Linoleum waste as PLA filler for components cost reduction: Effects on the thermal and mechanical behavior

Abstract

Polylactic acid (PLA) is a biodegradable polymer from renewable resources with mechanical properties comparable to traditional polymers, but with a higher cost. A solution to this issue is the production of bio-based composites to partially replace the PLA matrix with industrial wastes characterized by a zero-cost, e.g., linoleum, to also valorize them in a circular economy perspective. Linoleum heterogeneous nature deriving from the simultaneous presence of lignocellulosic and inorganic fillers and oil/rosin binders, made the evaluation of matrix/filler compatibilization strategies necessary. Two approaches were considered, one from the filler perspective with NaOH and silane treatments, and the other one from the matrix perspective by adding a chain extender (C.E.).
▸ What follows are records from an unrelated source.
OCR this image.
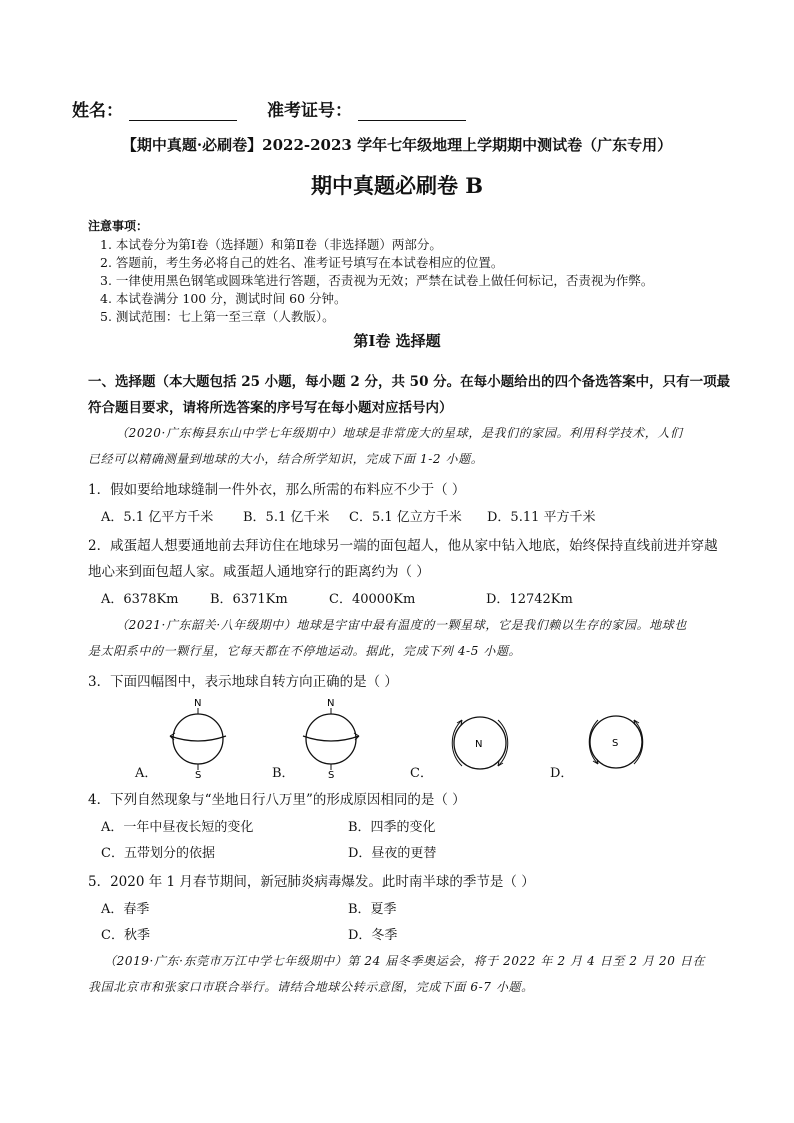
姓名：	准考证号：
【期中真题·必刷卷】2022-2023 学年七年级地理上学期期中测试卷（广东专用）
期中真题必刷卷 B
注意事项：
1. 本试卷分为第Ⅰ卷（选择题）和第Ⅱ卷（非选择题）两部分。
2. 答题前，考生务必将自己的姓名、准考证号填写在本试卷相应的位置。
3. 一律使用黑色钢笔或圆珠笔进行答题，否责视为无效；严禁在试卷上做任何标记，否责视为作弊。
4. 本试卷满分 100 分，测试时间 60 分钟。
5. 测试范围：七上第一至三章（人教版）。
第Ⅰ卷 选择题
一、选择题（本大题包括 25 小题，每小题 2 分，共 50 分。在每小题给出的四个备选答案中，只有一项最
符合题目要求，请将所选答案的序号写在每小题对应括号内）
（2020·广东梅县东山中学七年级期中）地球是非常庞大的星球，是我们的家园。利用科学技术，人们
已经可以精确测量到地球的大小，结合所学知识，完成下面 1-2 小题。
1．假如要给地球缝制一件外衣，那么所需的布料应不少于（ ）
A．5.1 亿平方千米 B．5.1 亿千米 C．5.1 亿立方千米 D．5.11 平方千米
2．咸蛋超人想要通地前去拜访住在地球另一端的面包超人，他从家中钻入地底，始终保持直线前进并穿越
地心来到面包超人家。咸蛋超人通地穿行的距离约为（ ）
A．6378Km B．6371Km	C．40000Km	D．12742Km
（2021·广东韶关·八年级期中）地球是宇宙中最有温度的一颗星球，它是我们赖以生存的家园。地球也
是太阳系中的一颗行星，它每天都在不停地运动。据此，完成下列 4-5 小题。
3．下面四幅图中，表示地球自转方向正确的是（ ）
A．
N
S	B．
N
S	C．
N
D．
S
4．下列自然现象与“坐地日行八万里”的形成原因相同的是（ ）
A．一年中昼夜长短的变化	B．四季的变化
C．五带划分的依据	D．昼夜的更替
5．2020 年 1 月春节期间，新冠肺炎病毒爆发。此时南半球的季节是（ ）
A．春季	B．夏季
C．秋季	D．冬季
（2019·广东·东莞市万江中学七年级期中）第 24 届冬季奥运会，将于 2022 年 2 月 4 日至 2 月 20 日在
我国北京市和张家口市联合举行。请结合地球公转示意图，完成下面 6-7 小题。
The first approach marginally improved tensile stiffness (by 1.6 %) compared to neat PLA but caused a significant decrease of 32.8 % in strength. Considering this, the costs and disposal of the chemicals and the increased environmental impact of the process, this approach was discarded. One the contrary, the introduction of C.E. does not modify the manufacturing process and increases tensile stiffness and elongation at break of 7.2 % and 415.5 % compared to neat PLA with a tolerable reduction in strength, i.e., 16.6 %, thus being a suitable way to exploit linoleum as zero-cost filler.